Archive pour la catégorie 'Société'

La politique française

3 mai, 2015

Le titre le plus adapté aurait été plutôt « la belle hypocrisie »

 

Quand les grands, beaux et intelligents politiques, qui après avoir fait l’ENA nous disent qu’il faut être soudé alors que EUX. Oui, EUX se tire dans le dos entre partis.
Comment rendre un pays solidaire et uni alors que les politiques eux même, qui régissent notre vie, se tuent médiatiquement les uns les autres.

A méditer …

Amitié

3 février, 2015

Dans la vie il y a des hauts et des bas, depuis tout petit on te dit que ta famille c’est le plus important car elle sera toujours la pour toi. En effet on ne choisit pas sa famille, les liens du sang persisteront quoi qu’il advienne mais justement comme on ne choisit pas sa famille ce sont des liens imposés à nous qui ne nous renvoie en rien une image objective de nous même.

La jeunesse nous laisse croire que nous sommes exceptionnels, que toutes les personnes qui nous entourent persisteront à nos côtés alors que la réalité nous veux séparés.

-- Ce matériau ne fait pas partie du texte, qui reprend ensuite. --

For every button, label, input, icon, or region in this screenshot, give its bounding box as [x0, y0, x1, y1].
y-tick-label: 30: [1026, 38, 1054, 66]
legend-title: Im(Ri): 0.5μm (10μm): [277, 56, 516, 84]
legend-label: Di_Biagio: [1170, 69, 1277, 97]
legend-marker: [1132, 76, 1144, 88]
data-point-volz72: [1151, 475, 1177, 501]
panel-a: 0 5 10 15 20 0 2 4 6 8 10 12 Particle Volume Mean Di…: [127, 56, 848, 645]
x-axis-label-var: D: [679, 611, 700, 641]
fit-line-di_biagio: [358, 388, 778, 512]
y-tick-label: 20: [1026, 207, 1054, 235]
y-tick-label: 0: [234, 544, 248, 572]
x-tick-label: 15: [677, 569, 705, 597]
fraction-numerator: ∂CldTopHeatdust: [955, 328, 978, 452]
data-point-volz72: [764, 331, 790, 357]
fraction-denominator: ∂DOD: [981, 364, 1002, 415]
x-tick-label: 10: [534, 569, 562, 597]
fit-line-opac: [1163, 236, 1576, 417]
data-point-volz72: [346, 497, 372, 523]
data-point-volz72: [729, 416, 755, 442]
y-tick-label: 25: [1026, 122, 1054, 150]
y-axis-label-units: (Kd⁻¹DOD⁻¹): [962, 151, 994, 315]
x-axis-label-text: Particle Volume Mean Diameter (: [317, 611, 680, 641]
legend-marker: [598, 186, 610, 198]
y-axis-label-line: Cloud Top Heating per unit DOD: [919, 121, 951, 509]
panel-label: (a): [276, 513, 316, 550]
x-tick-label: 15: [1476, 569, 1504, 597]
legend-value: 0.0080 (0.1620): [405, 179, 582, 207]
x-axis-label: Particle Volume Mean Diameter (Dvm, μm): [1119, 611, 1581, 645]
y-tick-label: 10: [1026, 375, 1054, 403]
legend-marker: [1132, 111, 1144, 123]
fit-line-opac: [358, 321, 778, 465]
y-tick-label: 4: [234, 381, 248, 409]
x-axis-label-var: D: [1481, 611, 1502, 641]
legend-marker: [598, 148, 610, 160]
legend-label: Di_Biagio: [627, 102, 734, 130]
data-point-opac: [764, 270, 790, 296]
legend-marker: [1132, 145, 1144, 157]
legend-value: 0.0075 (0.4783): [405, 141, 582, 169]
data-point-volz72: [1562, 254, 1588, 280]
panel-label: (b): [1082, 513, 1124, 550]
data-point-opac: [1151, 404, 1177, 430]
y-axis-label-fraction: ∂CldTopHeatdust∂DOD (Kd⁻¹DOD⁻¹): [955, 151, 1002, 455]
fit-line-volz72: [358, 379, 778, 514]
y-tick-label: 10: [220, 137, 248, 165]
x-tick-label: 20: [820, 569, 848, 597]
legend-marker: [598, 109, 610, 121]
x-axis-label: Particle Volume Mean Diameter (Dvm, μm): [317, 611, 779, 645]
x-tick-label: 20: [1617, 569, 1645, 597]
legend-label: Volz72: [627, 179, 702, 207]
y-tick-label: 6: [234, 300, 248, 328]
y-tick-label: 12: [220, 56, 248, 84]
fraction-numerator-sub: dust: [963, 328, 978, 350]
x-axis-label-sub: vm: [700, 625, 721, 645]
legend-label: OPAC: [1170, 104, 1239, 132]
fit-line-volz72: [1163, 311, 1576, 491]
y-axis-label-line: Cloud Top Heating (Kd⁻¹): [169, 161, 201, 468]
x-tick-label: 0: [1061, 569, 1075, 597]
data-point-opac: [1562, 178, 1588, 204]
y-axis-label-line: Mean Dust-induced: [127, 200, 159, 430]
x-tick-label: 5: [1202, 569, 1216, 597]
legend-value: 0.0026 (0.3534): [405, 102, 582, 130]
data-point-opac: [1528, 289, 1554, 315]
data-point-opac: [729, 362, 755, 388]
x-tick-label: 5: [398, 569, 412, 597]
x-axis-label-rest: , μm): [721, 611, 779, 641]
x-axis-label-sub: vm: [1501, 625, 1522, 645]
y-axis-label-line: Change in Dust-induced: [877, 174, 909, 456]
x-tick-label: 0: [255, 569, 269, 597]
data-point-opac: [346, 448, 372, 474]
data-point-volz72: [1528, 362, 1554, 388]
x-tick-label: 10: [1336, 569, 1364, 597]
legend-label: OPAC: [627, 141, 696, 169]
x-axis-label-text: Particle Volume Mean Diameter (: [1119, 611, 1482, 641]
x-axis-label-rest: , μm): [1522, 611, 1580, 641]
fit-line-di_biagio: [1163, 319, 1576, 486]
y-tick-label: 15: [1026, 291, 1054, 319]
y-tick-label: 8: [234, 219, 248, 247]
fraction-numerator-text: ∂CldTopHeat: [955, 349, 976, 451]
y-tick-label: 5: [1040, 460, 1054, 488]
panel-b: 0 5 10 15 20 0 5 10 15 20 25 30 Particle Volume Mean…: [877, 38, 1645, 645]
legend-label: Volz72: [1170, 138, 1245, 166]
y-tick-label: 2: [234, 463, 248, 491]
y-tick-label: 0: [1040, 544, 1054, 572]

En grandissant chacun part étudier aux quatre coins du pays et parfois même aux quatre coins du monde puis les vies se construisent indépendamment les unes des autres. En prenant du recul on se rend compte qu’il ne reste plus beaucoup de personnes à nos côtés et que les gens que l’on pensaient être nos amis se sont finalement égarés sur les chemins sinueux de notre vie. Malgré ce constat je reste intimement convaincu que l’amitié est la plus belle preuve d’amour pour l’homme car c’est une preuve objective d’une réalité subjective. Quoi de plus objectif qu’une tiers personne sans lien familiale avec nous ? Quoi de plus subjectif qu’un sujet lui même pris dans un instant isolé ?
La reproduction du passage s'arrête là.